[Illustration 78]
[Illustration 79]
[Illustration 80]
[Illustration 81]
Every building is a symbol of some number or group of numbers, and other things being equal the more perfect the numbers involved the more beautiful will be the building (Illustrations 76-82). The numbers 5 and 7—those which occur oftenest—are the most satisfactory because being of small quantity, they are easily grasped by the eye, and being odd, they yield a center or axis, so necessary in every architectural composition. Next in value are the lowest multiples of these numbers and the least common multiples of any two of them, because the eye, with a little assistance, is able to resolve them into their constituent factors. It is part of the art of architecture to render such assistance, for the eye counts always, consciously or unconsciously, and when it is confronted with a number of units greater than it can readily resolve, it is refreshed and rested if these units are so grouped and arranged that they reveal themselves as factors of some higher quantity.
[Illustration 82]
[Illustration 83: A NUMERICAL ANALYSIS OF GOTHIC TRACERY]
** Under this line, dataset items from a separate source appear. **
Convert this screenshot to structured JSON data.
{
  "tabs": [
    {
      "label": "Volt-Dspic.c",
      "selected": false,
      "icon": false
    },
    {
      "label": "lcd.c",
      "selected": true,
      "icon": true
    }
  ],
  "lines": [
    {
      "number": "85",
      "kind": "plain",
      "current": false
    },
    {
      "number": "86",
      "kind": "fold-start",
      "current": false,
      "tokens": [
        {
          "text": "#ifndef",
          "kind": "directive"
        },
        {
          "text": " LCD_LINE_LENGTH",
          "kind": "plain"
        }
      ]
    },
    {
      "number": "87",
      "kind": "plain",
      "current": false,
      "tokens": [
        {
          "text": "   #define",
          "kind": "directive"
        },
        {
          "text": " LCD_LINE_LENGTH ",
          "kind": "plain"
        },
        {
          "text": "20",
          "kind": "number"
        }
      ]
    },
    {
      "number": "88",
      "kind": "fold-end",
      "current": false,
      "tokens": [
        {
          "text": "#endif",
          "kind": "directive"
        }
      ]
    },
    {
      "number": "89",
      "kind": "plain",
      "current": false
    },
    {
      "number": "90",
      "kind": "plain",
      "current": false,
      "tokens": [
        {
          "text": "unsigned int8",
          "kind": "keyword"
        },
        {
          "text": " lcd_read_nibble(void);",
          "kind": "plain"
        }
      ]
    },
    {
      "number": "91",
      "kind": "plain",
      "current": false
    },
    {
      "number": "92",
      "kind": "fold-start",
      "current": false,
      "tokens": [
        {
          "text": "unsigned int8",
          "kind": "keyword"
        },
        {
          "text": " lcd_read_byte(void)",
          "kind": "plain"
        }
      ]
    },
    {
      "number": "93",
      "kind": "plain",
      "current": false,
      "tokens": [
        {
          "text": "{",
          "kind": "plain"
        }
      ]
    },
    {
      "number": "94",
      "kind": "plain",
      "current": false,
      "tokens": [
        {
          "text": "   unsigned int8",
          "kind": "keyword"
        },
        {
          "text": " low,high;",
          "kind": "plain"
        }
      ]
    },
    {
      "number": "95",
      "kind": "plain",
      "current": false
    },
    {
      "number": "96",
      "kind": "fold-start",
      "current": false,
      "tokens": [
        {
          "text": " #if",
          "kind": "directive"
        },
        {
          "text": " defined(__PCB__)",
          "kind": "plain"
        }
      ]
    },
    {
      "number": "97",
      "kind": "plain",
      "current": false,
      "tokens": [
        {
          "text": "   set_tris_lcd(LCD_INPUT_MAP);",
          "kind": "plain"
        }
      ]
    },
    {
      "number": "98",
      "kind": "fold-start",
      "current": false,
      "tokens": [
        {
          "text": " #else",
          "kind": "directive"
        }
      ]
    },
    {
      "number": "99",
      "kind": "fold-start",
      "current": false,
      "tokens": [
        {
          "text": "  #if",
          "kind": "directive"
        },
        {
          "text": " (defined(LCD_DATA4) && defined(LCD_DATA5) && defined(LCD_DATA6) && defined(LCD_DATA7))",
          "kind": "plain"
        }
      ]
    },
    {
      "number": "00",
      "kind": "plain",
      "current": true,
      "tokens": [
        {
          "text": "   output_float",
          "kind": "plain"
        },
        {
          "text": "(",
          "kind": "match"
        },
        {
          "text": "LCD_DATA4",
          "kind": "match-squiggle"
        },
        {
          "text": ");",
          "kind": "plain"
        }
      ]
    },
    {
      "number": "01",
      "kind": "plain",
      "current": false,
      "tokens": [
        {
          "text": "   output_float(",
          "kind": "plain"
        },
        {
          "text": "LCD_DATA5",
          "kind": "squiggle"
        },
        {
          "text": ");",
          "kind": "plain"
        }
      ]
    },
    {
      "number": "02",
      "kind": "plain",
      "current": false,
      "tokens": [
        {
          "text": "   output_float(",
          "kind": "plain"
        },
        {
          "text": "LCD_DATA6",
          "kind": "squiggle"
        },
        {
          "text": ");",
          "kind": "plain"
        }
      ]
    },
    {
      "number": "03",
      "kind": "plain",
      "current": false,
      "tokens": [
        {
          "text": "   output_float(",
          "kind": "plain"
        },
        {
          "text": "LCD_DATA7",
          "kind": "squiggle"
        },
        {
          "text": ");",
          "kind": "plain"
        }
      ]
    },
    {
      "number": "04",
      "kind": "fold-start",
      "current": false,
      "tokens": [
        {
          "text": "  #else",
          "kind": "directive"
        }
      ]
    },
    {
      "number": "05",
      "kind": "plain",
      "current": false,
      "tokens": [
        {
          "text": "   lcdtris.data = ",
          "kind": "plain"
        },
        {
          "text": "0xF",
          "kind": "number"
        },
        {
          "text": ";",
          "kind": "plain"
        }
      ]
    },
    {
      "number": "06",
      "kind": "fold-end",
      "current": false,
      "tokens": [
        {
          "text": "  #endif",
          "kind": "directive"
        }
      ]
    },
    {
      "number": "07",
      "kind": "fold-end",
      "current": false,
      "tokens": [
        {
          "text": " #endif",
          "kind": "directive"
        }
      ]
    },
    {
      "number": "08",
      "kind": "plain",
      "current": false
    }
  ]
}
There is a raison d’etre for string courses other than to mark the position of a floor on the interior of a building, and for quoins and pilasters other than to indicate the presence of a transverse wall. These sometimes serve the useful purpose of so subdividing a facade that the eye estimates the number of its openings without conscious effort and consequent fatigue (Illustration 82). The tracery of Gothic windows forms perhaps the highest and finest architectural expression of number (Illustration 83). Just as thirst makes water more sweet, so does Gothic tracery confuse the eye with its complexity only the more greatly to gratify the sight by revealing the inherent simplicity in which this complexity has its root. Sometimes, as in the case of the Venetian Ducal Palace, the numbers involved are too great for counting, but other and different arithmetical truths are portrayed; for example, the multiplication of the first arcade by 2 in the second, and this by 3 in the cusped arches, and by 4 in the quatrefoils immediately above.
[Illustration 84: NUMERATION IN GROUPS EXPRESSED ARCHITECTURALLY]
[Illustration 85: ARCHITECTURAL ORNAMENT CONSIDERED AS THE OBJECTIFICATION OF NUMBER. MULTIPLICATION IN GROUPS OF FIVE; TWO; THREE; ALTERNATION OF THREE AND SEVEN]